Working between centres is an essential skill in horology. Duncan Grieg described his methods to a keen audience at a Branch meeting in 2013. This demonstration is described below and videos can be seen here.
Not only did Duncan bring along a bench but also also a selection of traditional clock and watchmakers’ turning tools. He started the demonstration by fitting a contrate wheel to an arbor using a beautifully preserved 19th century clockmakers’ throw. As the work is held between centres, it is necessary to fit a carrier. Whilst fitting the carrier, Duncan explained that many old clock arbors have a small chamfer turned at each shoulder so that the arbor can be spun between centres without stressing the pivots. He added that the throw has a significant advantage over a chuck lathe as the work can easily be removed for inspection and then put back – safe in the knowledge that the work will be running exactly as before.
Once the carrier and the arbor were fitted into place Duncan began to turn the collet for the contrate wheel. Whilst spinning the hand-wheel, Duncan described how he was cutting back a gentle taper to find the right diameter for the wheel, then he repeatedly removed the work to check against the wheel. When the right diameter was achieved he turned the side of the collet straight, removed the work once more and pushed the wheel home. Re-mounted the wheel and arbor between centres and then using a burnisher rubbed over the end of the collet to hold the wheel good and tight. The contrate wheel was then passed around the audience to see the slightly domed burnished collet end that was immovably holding the wheel to the arbor.
Duncan then showed a smaller bow lathe, which he admitted was perhaps not always commercially viable to use in the modern day workshop, but was nonetheless very enjoyable to own. A tool Duncan employs regularly in his workshop is the modern set of Swiss watchmaker’s turns which formed the next part of his demonstration. Duncan mainly uses these to support components whilst polishing them. He uses various custom made brass runners for this but demonstrated the tuning of a steel spacer.

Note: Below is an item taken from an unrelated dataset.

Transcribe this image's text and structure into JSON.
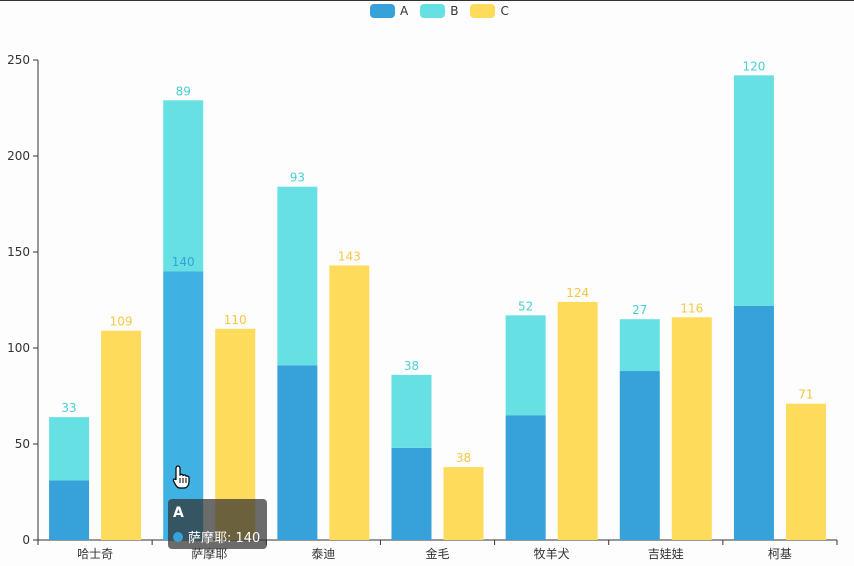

The spacer was mounted to a carrier in the form of a tapered steel arbor with integral pulley wheel. Before fitting the carrier between the centres, he laid the hair of the bow across the bed of the turns. Once the work is fitted he can then simply pull the bow upwards setting the hair on the pulley and by rotating the bow wrap the line tightly around the pulley. He turned the piece, only cutting on the down-stroke of the bow, whilst explaining that he found the small turns very useful for everyday work and used them a lot.
The final stage of Duncan’s demonstration was to burnish the pivot of an old cylinder assembly on the Jacot tool. He used the balance as a carrier for this procedure and cautioned the audience that it was all too easy to remove material from tiny pivots and it was worth checking progress regularly.
Duncan joked modestly that he should not be trusted with anyone’s watch but the pivot remained intact and gained a bright burnished finish.